7. On the other hand, white and burgundy are best served raw. White truffles are not able to withstand the heat from cooking and are generally softer than black truffles. Cooking white truffles for too long tends to dissipate their flavor and aroma. Therefore, either serving them raw or warming them slightly best enhances them while preserving their smooth and savory flavor. Similarly to white truffles, with its delicate flavor and intense aroma, Italian Burgundy Truffle are best served in the same fashion.
8. Simple foods that complement the flavor of truffles work best. Dairy products such as butter and cream sauces work wonderfully with the rich, decadent flavor of truffles. It’s best to keep the flavors light to allow the truffles to shine through. Truffle butter, cheeses with the exception of Brie, Parmesan and Gruyere, both do wonderfully over meats or even burgers. And don’t forget about truffles shaved over mashed potatoes or root vegetables such as parsnips, carrots.
9. Aged wines pair best with truffles. Like wines that acquire their complex flavor over time, truffles develop a wild and musky depth that matches well with wine. Red wines pair well with white truffles because of their earthy notes that help the flavor of the truffles linger on the palette. For black truffles, a medium-bodied white wine that doesn’t have as much acidity won’t challenge their flavor.
10. Want to go hunting for truffles? Find yourself a dog. Truffles have always been traditionally hunted by pigs, due to their heightened sense of smell which made them ideal for foraging for truffles in highly dense forested areas. The only problem?
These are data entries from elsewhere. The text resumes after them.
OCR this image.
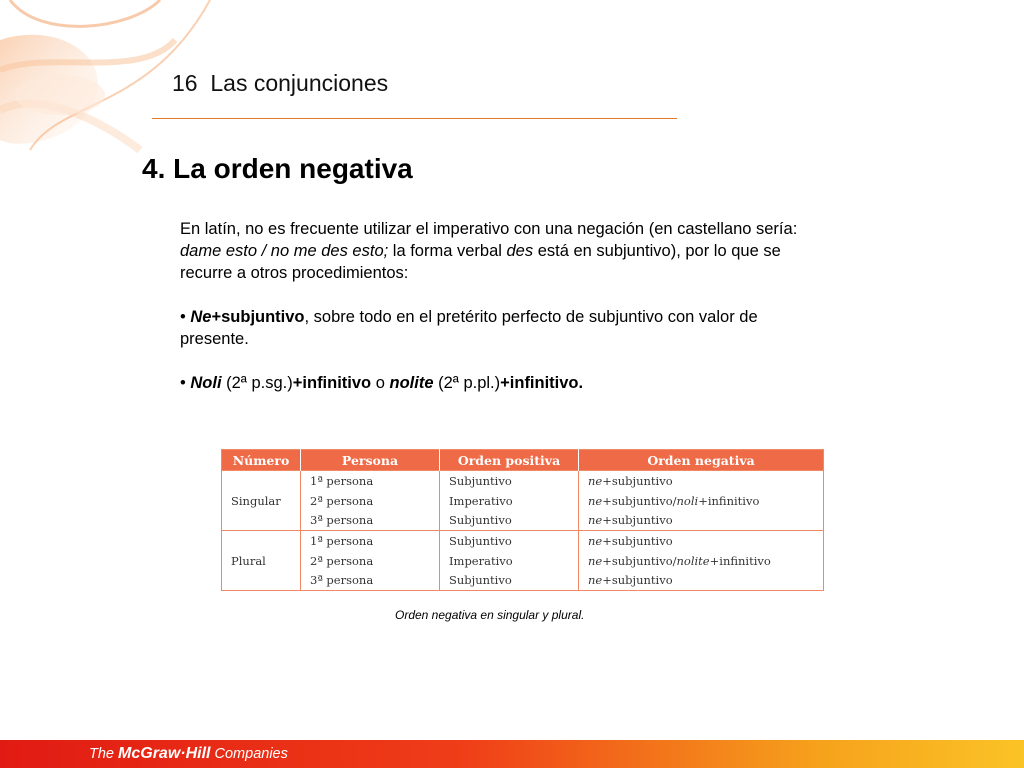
16 Las conjunciones
4. La orden negativa

En latín, no es frecuente utilizar el imperativo con una negación (en castellano sería: dame esto / no me des esto; la forma verbal des está en subjuntivo), por lo que se recurre a otros procedimientos:

• Ne+subjuntivo, sobre todo en el pretérito perfecto de subjuntivo con valor de presente.

• Noli (2ª p.sg.)+infinitivo o nolite (2ª p.pl.)+infinitivo.

Número	Persona	Orden positiva	Orden negativa
Singular	1ª persona	Subjuntivo	ne+subjuntivo
	2ª persona	Imperativo	ne+subjuntivo/noli+infinitivo
	3ª persona	Subjuntivo	ne+subjuntivo
Plural	1ª persona	Subjuntivo	ne+subjuntivo
	2ª persona	Imperativo	ne+subjuntivo/nolite+infinitivo
	3ª persona	Subjuntivo	ne+subjuntivo
Orden negativa en singular y plural.
The McGraw·Hill Companies
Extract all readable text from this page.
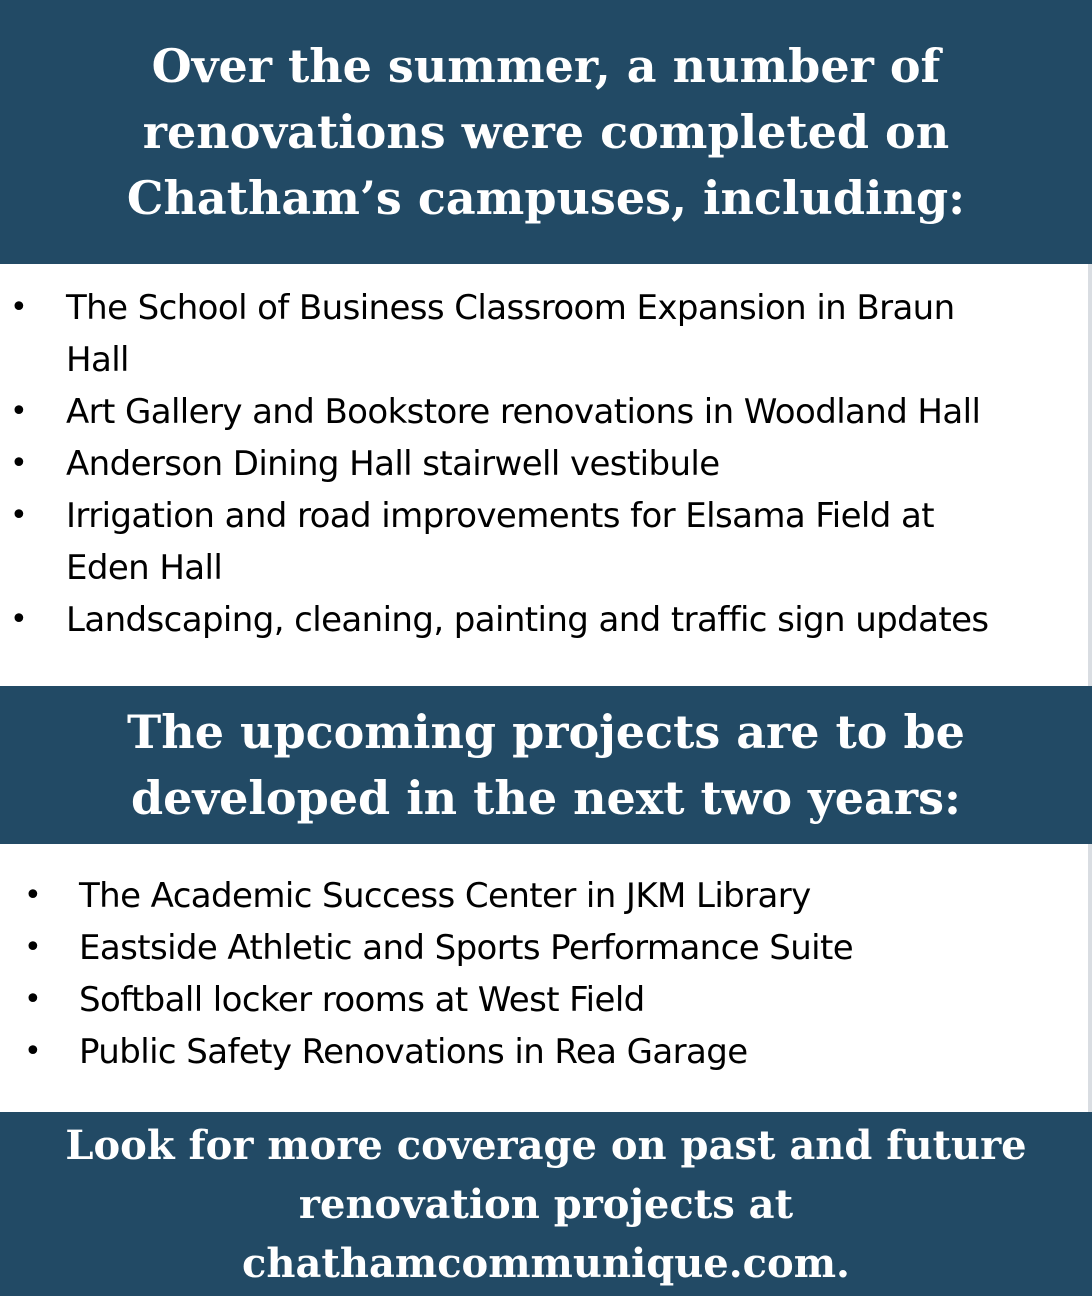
Over the summer, a number of
renovations were completed on
Chatham’s campuses, including:
• The School of Business Classroom Expansion in Braun
Hall
• Art Gallery and Bookstore renovations in Woodland Hall
• Anderson Dining Hall stairwell vestibule
• Irrigation and road improvements for Elsama Field at
Eden Hall
• Landscaping, cleaning, painting and traffic sign updates
The upcoming projects are to be
developed in the next two years:
• The Academic Success Center in JKM Library
• Eastside Athletic and Sports Performance Suite
• Softball locker rooms at West Field
• Public Safety Renovations in Rea Garage
Look for more coverage on past and future
renovation projects at
chathamcommunique.com.
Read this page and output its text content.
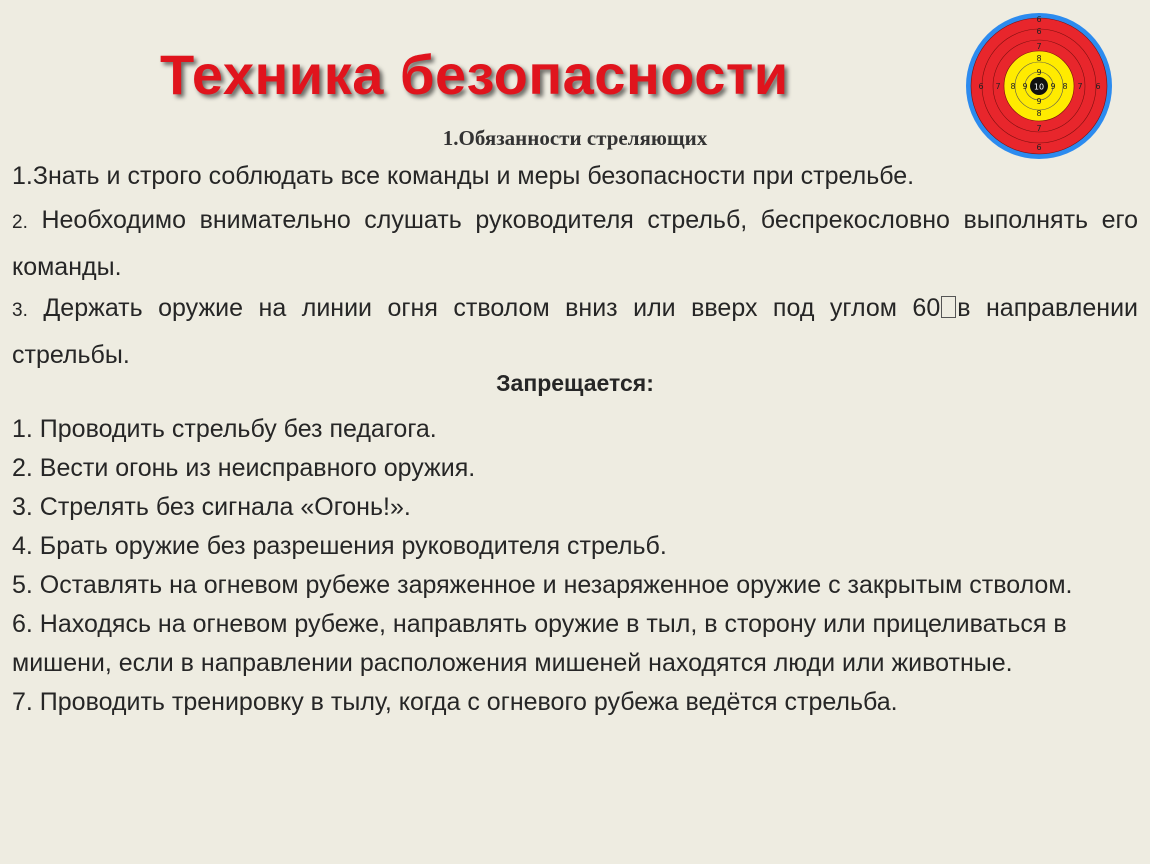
Техника безопасности
6
6
7
8
9
9
8
7
6
6 7 8 9	9 8 7 6
10
1.Обязанности стреляющих
1.Знать и строго соблюдать все команды и меры безопасности при стрельбе.
2. Необходимо внимательно слушать руководителя стрельб, беспрекословно выполнять его команды.
3. Держать оружие на линии огня стволом вниз или вверх под углом 60 в направлении стрельбы.
Запрещается:
1. Проводить стрельбу без педагога.
2. Вести огонь из неисправного оружия.
3. Стрелять без сигнала «Огонь!».
4. Брать оружие без разрешения руководителя стрельб.
5. Оставлять на огневом рубеже заряженное и незаряженное оружие с закрытым стволом.
6. Находясь на огневом рубеже, направлять оружие в тыл, в сторону или прицеливаться в мишени, если в направлении расположения мишеней находятся люди или животные.
7. Проводить тренировку в тылу, когда с огневого рубежа ведётся стрельба.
The pigs in turn had a tendency to eat them, particularly because the musky aromas of truffles are closely associated with the mating hormones of pigs. Try pulling a 300-pound pigs away from truffles and you can imagine how that scenario might go down. With their adept sense of smell, dogs have replaced pigs as the ideal hunter for truffles among truffle hunters due to their trainability, obedience and stamina.
Have you ever had truffles before? Which ones were your favorite?